Last month I was in a client meeting with a brand you’ve definitely heard of.
Their first question wasn’t “how are we growing?” or “what’s driving conversions?”
It was — “why isn’t this keyword ranking yet?“
That one question tells you everything wrong with how most people think about SEO.
SEO has been reduced to three things — keywords, backlinks, and technical fixes. Agencies sell it this way. Clients measure it this way. Even good marketers think this way.
But none of these three things are actually SEO.
SEO is one word — USER.
Let me show you what I mean.
My Brand offers Personalised Gifts – the product range is photo frames, mugs, keychains, and multiple things.
Now what should I focus on — personalised mugs, personalised photo frames, surely I should focus on these.
But what can be the user’s intent here, they wants a specific product for “someone”
So, why not focus on someone that the user is searching for. That someone can be a friend, can be a mother, father, girlfriend, boyfriend, brother or sister or any other relation we human relationship we hold.

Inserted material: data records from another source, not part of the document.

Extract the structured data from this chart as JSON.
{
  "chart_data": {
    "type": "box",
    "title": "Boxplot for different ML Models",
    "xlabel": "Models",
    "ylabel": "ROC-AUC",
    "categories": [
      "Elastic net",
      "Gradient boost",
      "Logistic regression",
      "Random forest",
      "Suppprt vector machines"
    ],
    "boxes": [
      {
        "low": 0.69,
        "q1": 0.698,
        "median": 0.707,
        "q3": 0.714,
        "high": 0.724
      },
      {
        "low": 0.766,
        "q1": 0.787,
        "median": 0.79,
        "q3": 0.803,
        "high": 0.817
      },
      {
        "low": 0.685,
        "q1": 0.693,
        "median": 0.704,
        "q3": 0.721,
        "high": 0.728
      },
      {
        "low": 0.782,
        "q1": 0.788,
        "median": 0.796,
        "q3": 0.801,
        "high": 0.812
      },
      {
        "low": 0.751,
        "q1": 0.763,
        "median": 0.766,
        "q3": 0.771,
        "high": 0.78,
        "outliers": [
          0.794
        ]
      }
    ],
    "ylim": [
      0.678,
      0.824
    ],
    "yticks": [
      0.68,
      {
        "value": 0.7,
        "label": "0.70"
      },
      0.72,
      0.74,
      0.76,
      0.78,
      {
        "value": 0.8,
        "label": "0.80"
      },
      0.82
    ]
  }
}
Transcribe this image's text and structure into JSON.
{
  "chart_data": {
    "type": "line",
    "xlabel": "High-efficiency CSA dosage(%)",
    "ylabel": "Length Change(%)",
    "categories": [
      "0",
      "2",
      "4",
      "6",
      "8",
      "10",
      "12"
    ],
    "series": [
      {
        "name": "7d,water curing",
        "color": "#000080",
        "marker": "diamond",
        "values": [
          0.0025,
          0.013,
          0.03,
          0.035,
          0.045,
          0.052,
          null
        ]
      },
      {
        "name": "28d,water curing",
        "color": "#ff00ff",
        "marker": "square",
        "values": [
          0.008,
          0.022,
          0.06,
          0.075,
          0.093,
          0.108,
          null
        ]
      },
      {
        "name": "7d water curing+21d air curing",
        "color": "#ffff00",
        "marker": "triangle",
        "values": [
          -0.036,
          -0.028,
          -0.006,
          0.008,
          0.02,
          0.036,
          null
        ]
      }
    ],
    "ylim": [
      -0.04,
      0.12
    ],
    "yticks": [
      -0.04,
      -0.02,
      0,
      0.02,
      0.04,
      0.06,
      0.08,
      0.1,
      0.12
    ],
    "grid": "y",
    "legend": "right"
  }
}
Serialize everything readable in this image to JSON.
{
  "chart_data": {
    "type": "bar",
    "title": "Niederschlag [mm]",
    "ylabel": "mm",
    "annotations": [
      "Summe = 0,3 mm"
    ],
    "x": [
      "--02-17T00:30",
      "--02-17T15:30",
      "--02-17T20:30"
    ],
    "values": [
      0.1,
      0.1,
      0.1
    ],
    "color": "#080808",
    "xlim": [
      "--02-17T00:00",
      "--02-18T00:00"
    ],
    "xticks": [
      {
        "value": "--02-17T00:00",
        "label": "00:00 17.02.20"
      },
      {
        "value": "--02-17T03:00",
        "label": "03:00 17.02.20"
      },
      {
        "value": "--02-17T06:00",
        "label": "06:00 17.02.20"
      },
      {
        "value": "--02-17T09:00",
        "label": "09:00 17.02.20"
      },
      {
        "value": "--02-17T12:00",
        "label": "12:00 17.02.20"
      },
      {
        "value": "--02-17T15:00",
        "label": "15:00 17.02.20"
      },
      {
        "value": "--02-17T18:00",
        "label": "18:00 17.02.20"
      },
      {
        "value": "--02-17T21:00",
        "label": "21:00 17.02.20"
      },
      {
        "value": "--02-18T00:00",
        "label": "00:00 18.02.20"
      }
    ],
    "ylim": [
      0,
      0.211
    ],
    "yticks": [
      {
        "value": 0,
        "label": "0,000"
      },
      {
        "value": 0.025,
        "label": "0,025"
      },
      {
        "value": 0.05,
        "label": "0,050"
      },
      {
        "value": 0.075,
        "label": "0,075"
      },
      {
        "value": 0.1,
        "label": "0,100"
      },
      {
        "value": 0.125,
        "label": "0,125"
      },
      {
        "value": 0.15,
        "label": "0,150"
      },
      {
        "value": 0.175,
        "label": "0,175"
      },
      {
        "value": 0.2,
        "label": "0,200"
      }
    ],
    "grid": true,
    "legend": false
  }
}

Cool, we’ll focus on these – For SEO perspective I will have pages for:
- personalised mugs,
- personalised photo frames.
But the real intent is hidden here:
- Personalised Gifts for girlfriends
- Unique gifts for girlfriend’s birthday
- Romantic gifts ideas for girlfriend
- Personalised Gifts for mother’s birthday.
Now you may not find keywords or search volume for many of these queries, but users search this way.
And these are data validated Google Search Console queries.
Nobody was searching for a ‘personalised mug.’ They were searching for ‘gift for girlfriend’s birthday.’ Same product. Completely different intent. That gap is where most SEO fails.
Understand the product the business is offering and understand who wants it for whom and target “who” or “whom”.
This isn’t a rigid formula. Every brand is different. But start here — understand what your user is buying for, and who they’re buying it for. Then build from that.
Stop asking which keywords to rank for. Start asking who your user is buying for, and why today.